Cependant notre homme, ayant réfléchi sur la doctrine qu'il venait d'émettre, se dit en lui-même: «Je n'ai fait encore que la moitié des affaires de mon pays.» Ayant donc demandé du silence, il reprit son discours en ces termes:
«Ne croyez pas que je sois un homme à principes et que ce que je viens de vous dire soit un système. Le ciel m'en préserve! Mon arrangement commercial est si peu théorique, si naturel, si conforme à votre inclination, quoique vous n'en ayez pas la conscience, que l'on vous y soumettra aisément à grands coups de baïonnette. Les utopistes sont ceux qui ont l'audace de dire que les échanges sont bons quand ceux qui les font les trouvent tels: effroyable doctrine, toute moderne, importée d'Angleterre, et à laquelle les hommes se laisseraient aller tout naturellement si la force armée n'y mettait bon ordre.

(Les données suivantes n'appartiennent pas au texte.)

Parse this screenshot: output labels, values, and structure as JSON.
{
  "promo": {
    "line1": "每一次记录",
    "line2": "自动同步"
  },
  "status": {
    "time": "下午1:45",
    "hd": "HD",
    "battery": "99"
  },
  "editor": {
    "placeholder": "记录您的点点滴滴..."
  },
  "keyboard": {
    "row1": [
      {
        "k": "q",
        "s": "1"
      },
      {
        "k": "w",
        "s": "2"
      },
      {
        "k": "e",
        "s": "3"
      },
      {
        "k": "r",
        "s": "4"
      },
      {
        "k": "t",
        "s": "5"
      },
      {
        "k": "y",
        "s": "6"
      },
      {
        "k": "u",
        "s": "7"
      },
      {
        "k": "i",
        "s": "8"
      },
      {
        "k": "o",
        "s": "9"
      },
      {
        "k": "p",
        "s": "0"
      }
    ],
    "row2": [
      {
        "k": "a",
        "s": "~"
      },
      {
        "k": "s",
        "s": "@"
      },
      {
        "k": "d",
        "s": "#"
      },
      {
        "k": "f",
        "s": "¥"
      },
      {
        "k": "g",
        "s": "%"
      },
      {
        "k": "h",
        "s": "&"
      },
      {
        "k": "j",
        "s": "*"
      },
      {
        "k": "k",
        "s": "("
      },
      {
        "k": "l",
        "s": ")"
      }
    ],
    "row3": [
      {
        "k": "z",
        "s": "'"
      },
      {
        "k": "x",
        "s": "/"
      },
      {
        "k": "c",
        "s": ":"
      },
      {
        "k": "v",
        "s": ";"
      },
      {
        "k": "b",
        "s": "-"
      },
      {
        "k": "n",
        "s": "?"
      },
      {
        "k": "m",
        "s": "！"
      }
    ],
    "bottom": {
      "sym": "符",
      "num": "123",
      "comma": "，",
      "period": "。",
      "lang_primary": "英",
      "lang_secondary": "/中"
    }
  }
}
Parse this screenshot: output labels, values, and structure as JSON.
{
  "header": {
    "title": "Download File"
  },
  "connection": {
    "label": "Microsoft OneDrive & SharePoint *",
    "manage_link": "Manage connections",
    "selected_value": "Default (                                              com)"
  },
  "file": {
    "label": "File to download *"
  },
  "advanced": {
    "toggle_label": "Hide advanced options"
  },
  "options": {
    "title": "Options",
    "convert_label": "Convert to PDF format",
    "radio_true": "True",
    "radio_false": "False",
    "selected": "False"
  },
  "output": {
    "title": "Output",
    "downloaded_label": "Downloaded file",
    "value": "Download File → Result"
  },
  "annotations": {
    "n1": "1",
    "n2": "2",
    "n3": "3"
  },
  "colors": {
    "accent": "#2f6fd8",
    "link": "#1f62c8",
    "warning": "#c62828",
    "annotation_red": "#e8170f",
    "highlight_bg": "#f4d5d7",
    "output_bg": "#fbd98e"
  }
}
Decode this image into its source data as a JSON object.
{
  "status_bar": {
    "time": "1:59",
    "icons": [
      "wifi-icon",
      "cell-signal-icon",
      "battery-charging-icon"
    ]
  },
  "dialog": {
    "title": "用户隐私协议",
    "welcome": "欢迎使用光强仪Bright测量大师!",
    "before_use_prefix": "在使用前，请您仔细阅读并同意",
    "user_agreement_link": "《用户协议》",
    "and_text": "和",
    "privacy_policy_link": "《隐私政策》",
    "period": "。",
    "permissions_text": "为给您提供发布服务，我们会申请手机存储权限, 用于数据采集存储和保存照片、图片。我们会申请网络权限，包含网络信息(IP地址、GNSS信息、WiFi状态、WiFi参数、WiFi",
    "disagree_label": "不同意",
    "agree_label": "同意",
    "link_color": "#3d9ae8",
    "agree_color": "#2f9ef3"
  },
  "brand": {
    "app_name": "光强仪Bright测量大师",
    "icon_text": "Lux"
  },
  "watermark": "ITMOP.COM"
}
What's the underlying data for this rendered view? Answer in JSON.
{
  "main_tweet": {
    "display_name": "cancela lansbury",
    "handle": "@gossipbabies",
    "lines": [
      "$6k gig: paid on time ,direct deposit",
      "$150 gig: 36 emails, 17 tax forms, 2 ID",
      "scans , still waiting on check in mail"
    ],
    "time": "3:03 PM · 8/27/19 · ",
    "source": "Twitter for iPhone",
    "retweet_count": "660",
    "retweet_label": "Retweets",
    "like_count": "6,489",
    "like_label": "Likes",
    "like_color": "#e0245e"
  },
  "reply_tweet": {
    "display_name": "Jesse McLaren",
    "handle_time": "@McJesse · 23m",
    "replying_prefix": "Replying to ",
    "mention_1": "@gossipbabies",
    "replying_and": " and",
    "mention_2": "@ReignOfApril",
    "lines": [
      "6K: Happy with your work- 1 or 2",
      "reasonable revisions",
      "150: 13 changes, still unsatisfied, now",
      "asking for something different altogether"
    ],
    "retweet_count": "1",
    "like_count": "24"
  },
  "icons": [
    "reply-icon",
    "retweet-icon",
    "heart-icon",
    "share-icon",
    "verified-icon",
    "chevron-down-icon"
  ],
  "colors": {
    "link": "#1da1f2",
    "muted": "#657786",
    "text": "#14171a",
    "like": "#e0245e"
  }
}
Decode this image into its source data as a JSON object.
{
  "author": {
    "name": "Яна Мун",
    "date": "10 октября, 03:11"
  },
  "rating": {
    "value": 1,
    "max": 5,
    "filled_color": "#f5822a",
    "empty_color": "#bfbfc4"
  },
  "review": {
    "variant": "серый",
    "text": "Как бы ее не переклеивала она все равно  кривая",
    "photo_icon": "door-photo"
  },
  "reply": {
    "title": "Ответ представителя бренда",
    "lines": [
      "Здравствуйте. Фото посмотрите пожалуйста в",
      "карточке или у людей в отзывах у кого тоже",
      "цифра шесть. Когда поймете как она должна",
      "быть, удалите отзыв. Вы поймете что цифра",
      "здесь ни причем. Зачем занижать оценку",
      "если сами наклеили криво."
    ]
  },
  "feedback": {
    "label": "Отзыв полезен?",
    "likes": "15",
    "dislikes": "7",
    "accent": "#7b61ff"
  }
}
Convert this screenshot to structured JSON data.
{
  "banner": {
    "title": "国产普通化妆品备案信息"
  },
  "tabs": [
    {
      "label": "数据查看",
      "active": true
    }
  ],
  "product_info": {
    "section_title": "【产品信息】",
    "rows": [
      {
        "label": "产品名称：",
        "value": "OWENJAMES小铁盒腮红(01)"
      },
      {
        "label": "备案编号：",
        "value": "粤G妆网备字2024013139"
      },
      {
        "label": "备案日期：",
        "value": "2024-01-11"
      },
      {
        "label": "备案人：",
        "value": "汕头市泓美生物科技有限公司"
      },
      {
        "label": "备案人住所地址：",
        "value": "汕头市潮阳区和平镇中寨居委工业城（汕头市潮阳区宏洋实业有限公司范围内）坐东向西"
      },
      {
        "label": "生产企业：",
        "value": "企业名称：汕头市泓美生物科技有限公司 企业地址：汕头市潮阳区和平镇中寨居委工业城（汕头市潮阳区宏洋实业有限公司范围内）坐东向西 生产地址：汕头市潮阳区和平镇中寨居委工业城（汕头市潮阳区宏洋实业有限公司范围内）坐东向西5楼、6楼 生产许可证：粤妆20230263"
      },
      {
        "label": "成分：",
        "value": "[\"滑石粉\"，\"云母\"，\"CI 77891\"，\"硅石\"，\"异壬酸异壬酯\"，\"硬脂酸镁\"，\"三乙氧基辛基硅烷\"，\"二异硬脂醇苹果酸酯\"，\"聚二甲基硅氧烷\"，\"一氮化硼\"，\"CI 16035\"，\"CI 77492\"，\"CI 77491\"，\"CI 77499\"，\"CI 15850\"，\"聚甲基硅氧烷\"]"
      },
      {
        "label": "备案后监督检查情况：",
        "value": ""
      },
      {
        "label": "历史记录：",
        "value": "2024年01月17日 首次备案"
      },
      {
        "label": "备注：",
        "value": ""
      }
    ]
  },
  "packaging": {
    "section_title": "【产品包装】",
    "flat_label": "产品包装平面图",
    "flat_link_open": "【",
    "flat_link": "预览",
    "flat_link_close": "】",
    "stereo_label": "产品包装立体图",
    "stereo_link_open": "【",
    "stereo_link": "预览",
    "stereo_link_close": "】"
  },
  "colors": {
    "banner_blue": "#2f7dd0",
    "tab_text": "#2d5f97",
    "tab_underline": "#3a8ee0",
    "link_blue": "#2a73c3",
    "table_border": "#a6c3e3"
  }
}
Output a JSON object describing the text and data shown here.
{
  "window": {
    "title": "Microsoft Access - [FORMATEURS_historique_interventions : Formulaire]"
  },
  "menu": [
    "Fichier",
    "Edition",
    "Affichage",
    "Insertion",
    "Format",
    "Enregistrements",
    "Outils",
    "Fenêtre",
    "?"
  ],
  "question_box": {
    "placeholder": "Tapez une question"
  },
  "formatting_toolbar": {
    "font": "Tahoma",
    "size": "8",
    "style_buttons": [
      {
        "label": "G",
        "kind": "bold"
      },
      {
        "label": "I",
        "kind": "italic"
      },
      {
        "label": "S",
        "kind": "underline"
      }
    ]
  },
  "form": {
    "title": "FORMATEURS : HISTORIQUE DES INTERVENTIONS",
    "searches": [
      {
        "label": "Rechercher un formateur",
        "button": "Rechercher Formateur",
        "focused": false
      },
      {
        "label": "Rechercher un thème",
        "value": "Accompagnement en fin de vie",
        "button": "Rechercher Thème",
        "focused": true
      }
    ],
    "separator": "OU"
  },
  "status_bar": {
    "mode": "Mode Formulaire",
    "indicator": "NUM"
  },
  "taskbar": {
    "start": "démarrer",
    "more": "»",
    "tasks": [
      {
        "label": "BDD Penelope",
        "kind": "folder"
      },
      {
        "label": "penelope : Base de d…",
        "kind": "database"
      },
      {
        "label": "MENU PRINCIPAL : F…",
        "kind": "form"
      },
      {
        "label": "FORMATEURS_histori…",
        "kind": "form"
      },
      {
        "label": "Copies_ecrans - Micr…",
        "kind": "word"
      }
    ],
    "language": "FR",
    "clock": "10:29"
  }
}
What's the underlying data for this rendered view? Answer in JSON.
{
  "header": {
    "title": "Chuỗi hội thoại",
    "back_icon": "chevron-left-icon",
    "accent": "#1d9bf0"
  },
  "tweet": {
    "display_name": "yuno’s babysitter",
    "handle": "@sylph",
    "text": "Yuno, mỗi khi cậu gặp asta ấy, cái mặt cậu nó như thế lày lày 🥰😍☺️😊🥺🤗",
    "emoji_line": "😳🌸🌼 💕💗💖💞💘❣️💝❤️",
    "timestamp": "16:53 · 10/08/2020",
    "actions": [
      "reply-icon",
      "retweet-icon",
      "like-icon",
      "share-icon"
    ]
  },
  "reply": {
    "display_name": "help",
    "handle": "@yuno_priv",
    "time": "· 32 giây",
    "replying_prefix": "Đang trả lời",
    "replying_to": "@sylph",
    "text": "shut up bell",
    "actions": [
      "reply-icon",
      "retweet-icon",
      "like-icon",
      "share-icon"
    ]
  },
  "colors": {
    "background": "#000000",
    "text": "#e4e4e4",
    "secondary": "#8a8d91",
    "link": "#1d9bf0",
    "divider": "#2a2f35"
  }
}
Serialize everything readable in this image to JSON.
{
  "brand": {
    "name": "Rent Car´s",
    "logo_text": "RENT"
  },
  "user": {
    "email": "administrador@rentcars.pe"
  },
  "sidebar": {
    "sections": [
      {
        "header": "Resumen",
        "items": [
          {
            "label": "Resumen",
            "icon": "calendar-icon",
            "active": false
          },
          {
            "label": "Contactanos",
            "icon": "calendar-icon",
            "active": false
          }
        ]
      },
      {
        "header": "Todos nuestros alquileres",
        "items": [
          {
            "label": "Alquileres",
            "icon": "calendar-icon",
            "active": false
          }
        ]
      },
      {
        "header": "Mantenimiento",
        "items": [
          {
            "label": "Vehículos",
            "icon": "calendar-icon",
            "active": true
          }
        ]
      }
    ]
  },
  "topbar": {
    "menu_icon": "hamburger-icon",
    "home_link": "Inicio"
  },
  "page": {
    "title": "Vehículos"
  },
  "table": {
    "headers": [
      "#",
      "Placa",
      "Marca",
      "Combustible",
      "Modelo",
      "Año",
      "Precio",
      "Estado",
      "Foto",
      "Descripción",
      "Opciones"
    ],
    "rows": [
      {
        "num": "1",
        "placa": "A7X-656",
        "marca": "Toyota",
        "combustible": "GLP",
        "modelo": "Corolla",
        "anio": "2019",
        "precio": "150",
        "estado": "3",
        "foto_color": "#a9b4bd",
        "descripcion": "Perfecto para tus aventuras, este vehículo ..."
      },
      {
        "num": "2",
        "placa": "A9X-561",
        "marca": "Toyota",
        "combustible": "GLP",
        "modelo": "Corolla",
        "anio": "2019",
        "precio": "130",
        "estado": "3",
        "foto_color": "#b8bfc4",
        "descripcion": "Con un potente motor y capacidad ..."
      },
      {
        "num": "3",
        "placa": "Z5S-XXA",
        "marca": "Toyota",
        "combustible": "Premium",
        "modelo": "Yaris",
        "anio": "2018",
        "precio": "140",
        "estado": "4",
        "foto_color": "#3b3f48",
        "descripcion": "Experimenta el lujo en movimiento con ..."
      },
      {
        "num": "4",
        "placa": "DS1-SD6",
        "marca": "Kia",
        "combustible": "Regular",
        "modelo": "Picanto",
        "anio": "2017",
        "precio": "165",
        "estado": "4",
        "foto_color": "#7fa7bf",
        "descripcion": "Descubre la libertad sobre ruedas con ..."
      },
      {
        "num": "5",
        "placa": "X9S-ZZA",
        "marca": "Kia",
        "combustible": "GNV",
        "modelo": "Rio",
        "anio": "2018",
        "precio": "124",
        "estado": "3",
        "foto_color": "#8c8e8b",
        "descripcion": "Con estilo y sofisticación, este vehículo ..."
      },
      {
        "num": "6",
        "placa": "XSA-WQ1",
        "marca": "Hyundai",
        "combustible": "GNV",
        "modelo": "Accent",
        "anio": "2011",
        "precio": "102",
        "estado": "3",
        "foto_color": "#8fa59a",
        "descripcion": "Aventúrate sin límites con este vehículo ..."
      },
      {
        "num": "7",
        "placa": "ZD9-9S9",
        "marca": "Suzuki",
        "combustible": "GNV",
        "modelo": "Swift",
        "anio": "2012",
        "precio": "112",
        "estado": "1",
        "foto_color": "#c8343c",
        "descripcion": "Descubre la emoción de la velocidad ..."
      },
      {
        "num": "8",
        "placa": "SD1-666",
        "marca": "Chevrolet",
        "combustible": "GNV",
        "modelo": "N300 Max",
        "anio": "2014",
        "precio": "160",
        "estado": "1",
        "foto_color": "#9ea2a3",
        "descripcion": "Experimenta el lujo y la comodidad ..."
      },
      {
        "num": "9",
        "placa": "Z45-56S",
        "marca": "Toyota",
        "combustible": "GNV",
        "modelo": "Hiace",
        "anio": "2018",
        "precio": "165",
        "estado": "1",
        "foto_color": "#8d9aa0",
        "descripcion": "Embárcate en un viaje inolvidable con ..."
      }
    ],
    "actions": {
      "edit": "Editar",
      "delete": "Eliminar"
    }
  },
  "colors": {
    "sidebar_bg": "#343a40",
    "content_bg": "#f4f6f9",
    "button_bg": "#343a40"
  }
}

«Mais, pour vous prouver que je ne suis ni exclusif ni absolu, je vous dirai que ma pensée n'est pas de condamner toutes les transactions que vous pourriez être tentés de faire d'une rive à l'autre de la Bidassoa. J'admets que vos charrettes traversent librement le pont, pourvu qu'elles y arrivent PLEINES de ce côté-ci (montrant la France), et VIDES de ce côté-là (montrant l'Espagne). Par cet ingénieux arrangement, vous gagnerez tous: vous, Espagnols, parce que vous recevrez sans donner, et vous, Français, parce que vous donnerez sans recevoir. Surtout ne prenez pas ceci pour un système.»
Les Basques ont la tête dure. On a beau leur répéter: Ceci n'est pas un système, une théorie, une utopie, un principe; ces précautions oratoires n'ont pas le pouvoir de leur faire comprendre ce qui est inintelligible. Aussi, malgré les beaux conseils du professeur, quand on le leur permet (et même quelquefois quand on ne le leur permet pas), ils échangent selon l'ancienne méthode (qu'on dit nouvelle), c'est-à-dire comme échangeaient leurs pères, et quand ils ne le peuvent faire par-dessus la Bidassoa, ils le font par-dessous, tant ils sont aveugles!
65.—L'INDISCRET.
12 Décembre 1847.
Protection à l'industrie nationale! Protection au travail national! Il faut avoir l'esprit bien de travers et le cœur bien pervers pour décrier une si belle et bonne chose.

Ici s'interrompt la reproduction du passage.